Our Impact

Achievements in Patient Education and Participation

In March 2023, there were 17 patients registered with Simons Searchlight, 7 lab reports approved, 3 medical histories/surveys completed, and 0 blood samples completed. We now have over 100 patients registered, 75 lab reports approved, 45 medical histories completed, 56 surveys completed and 12 blood samples.

• In order to prepare for Clinical Trials, we have provided the opportunity for patients with pathogenic or likely pathogenic mutations on the MEF2C gene to have research assessments performed at Boston Children’s Hospital. This data collection and analysis will be used to develop a toolkit of outcome measures specific to MEF2C, including assessments and disorder specific measures, which could be used in an interventional clinical trial. This has been accomplished through a Sponsored Research Agreement with the Lab of Wendy Chung, MD, PhD, clinical and molecular geneticist and Chief of the Department of Pediatrics at Boston Children’s Hospital and Harvard Medical School, a leader in the rare disease arena.
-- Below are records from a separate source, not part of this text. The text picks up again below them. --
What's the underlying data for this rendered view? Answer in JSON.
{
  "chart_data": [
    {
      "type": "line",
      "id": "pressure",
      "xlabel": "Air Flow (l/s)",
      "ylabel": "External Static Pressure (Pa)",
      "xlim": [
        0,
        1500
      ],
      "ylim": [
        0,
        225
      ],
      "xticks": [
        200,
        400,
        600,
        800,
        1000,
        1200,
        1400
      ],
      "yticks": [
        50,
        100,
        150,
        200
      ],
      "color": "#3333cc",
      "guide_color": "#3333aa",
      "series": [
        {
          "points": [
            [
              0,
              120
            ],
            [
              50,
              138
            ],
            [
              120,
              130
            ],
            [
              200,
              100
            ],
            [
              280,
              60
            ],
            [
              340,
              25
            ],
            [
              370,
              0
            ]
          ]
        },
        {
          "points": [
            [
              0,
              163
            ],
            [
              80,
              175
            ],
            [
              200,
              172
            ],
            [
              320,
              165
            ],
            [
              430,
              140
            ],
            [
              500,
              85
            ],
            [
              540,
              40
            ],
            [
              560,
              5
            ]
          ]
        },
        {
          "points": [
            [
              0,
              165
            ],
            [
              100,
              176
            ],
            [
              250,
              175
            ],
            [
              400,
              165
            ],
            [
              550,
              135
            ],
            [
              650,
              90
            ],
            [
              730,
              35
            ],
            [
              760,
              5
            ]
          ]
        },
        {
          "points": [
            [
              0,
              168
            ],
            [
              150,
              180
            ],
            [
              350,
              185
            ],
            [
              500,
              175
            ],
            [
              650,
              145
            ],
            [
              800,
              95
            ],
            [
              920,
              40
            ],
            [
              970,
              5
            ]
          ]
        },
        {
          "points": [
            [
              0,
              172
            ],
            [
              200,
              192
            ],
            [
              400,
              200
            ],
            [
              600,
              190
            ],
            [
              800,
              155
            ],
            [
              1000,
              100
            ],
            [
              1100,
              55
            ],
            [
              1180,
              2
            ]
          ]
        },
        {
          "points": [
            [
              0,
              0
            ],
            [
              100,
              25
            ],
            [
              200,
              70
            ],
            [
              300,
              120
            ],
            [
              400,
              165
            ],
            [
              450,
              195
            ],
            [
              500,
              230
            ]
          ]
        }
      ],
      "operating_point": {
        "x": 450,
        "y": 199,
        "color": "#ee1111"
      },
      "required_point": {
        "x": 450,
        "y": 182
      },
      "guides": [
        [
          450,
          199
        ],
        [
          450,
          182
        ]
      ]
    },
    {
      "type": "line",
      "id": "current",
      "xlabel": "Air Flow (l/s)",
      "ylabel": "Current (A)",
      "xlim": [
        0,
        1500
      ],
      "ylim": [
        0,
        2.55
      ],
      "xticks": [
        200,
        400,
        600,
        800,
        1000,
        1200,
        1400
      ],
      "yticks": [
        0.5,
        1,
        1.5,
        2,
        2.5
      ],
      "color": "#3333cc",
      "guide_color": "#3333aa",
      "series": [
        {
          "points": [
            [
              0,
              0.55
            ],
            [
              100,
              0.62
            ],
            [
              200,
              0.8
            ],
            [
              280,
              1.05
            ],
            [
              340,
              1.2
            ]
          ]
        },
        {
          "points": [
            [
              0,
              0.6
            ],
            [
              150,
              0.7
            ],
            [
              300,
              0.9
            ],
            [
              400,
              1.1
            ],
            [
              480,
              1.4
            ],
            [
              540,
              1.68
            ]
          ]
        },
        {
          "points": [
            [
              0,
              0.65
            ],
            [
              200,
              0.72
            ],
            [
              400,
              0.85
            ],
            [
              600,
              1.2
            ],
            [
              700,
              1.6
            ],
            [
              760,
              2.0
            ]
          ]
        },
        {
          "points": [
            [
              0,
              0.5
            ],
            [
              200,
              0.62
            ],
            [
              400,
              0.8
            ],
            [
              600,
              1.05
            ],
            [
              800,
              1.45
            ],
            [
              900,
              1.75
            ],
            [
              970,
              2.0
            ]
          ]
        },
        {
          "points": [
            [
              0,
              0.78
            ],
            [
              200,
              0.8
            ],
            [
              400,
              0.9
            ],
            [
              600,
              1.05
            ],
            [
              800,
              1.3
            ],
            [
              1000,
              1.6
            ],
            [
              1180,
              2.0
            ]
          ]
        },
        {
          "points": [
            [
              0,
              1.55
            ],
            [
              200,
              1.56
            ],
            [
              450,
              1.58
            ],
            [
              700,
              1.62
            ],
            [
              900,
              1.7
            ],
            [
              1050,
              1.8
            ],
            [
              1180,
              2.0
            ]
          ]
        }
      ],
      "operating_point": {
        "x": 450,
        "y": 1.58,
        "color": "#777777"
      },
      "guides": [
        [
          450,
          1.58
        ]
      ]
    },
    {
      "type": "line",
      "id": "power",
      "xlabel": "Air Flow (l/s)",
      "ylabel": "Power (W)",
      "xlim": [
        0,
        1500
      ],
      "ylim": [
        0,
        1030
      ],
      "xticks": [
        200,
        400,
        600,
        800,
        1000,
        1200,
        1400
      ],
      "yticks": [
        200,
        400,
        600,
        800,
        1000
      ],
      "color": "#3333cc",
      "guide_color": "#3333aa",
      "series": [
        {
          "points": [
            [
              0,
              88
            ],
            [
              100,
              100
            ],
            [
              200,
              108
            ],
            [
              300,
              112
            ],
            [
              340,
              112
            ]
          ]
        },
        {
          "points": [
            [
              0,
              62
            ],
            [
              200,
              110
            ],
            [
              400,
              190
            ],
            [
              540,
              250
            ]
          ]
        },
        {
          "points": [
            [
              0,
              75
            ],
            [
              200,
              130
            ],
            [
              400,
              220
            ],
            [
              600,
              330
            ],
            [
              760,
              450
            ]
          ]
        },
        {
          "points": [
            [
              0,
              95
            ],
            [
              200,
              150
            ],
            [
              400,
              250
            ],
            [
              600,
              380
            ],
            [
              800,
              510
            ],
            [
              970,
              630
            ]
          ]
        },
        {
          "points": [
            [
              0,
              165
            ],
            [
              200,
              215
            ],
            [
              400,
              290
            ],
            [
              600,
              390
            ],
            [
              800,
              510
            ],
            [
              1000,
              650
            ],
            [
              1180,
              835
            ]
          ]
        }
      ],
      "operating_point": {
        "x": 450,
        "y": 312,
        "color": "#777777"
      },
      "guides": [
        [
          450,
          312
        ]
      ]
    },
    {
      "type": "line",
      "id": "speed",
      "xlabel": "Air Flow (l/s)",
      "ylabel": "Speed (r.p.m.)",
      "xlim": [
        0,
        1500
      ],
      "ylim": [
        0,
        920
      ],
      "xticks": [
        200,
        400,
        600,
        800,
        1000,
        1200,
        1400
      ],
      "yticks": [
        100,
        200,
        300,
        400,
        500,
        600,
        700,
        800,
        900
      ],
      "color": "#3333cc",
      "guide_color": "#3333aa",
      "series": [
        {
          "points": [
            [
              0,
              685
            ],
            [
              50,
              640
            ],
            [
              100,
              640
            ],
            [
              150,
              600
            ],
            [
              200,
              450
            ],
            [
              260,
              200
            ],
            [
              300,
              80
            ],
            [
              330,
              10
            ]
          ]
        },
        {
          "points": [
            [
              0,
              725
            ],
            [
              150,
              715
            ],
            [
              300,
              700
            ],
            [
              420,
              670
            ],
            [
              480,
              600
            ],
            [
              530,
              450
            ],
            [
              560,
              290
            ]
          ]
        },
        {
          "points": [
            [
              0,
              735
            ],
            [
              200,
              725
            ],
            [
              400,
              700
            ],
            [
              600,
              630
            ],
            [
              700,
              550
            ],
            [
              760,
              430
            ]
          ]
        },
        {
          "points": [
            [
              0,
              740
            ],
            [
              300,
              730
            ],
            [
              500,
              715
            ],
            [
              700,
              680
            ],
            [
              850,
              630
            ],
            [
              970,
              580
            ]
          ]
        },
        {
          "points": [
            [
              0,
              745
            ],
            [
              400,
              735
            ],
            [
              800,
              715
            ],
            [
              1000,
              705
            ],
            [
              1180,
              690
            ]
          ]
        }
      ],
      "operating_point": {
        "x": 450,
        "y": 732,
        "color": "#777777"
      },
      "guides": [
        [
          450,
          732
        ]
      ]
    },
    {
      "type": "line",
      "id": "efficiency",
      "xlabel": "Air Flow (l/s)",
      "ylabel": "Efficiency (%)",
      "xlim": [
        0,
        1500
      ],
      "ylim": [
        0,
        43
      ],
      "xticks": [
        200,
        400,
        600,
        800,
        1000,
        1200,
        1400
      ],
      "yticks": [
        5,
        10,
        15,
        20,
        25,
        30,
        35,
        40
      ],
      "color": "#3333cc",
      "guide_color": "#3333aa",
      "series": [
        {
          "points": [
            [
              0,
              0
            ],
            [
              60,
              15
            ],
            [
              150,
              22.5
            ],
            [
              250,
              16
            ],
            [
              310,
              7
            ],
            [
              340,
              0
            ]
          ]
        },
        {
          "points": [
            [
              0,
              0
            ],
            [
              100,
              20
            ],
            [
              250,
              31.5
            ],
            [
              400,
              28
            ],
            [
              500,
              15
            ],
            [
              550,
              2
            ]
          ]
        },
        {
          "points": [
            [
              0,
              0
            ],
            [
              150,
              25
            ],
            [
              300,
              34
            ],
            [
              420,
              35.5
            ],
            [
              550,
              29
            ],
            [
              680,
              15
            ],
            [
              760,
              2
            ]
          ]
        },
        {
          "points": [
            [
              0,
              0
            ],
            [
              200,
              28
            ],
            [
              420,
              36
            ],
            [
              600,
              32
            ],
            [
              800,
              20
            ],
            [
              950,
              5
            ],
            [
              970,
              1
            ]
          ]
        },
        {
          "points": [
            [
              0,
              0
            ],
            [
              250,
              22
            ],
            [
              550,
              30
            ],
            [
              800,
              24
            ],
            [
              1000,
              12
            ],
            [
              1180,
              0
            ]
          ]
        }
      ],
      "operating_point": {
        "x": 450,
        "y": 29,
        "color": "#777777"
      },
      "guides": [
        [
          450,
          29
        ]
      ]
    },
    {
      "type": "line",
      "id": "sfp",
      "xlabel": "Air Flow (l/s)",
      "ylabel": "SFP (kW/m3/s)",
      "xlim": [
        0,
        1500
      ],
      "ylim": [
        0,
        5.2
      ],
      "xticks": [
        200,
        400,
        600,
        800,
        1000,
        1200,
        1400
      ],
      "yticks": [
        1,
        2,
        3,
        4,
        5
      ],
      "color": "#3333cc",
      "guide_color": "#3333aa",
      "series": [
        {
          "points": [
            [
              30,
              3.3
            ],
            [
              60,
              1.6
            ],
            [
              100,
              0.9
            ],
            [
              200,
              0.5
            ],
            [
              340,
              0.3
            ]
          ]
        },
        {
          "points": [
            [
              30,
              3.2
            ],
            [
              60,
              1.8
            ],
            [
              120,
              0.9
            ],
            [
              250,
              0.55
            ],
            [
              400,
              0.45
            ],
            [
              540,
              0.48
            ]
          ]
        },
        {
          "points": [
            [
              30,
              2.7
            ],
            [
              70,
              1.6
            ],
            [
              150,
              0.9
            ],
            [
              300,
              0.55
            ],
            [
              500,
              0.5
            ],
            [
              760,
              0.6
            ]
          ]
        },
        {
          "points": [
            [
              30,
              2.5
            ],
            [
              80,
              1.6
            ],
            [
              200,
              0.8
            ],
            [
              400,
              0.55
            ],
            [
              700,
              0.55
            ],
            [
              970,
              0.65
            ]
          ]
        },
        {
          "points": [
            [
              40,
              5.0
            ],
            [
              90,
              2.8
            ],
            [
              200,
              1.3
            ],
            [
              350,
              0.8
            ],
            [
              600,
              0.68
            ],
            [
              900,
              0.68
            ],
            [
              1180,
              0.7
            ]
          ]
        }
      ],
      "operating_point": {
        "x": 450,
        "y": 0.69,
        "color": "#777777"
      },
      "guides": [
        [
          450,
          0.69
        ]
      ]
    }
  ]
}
• The study will include the coupling of data from Simons Searchlight with data from the Research Assessments performed at Boston Children’s Hospital.

• The study will also include the establishment of a process for follow-up and monitoring of MEF2C patients with pathogenic or likely pathogenic mutations.

Funded Projects

• Participated in funding the Cowan Lab at MUSC, for the development of an RNA-based therapeutic which interferes with cell machinery that naturally functions to limit the levels of MEF2C, with the goal to interfere with the ability of that machinery to reduce MEF2C levels, thus increasing the levels of MEF2C to a minimum threshold needed to restore normal cell function.

• Established a Sponsored Research Agreement with the Chung Lab at Boston Children’s Hospital to fund landmark research assessments of MEF2C patients and the creation of a robust natural history.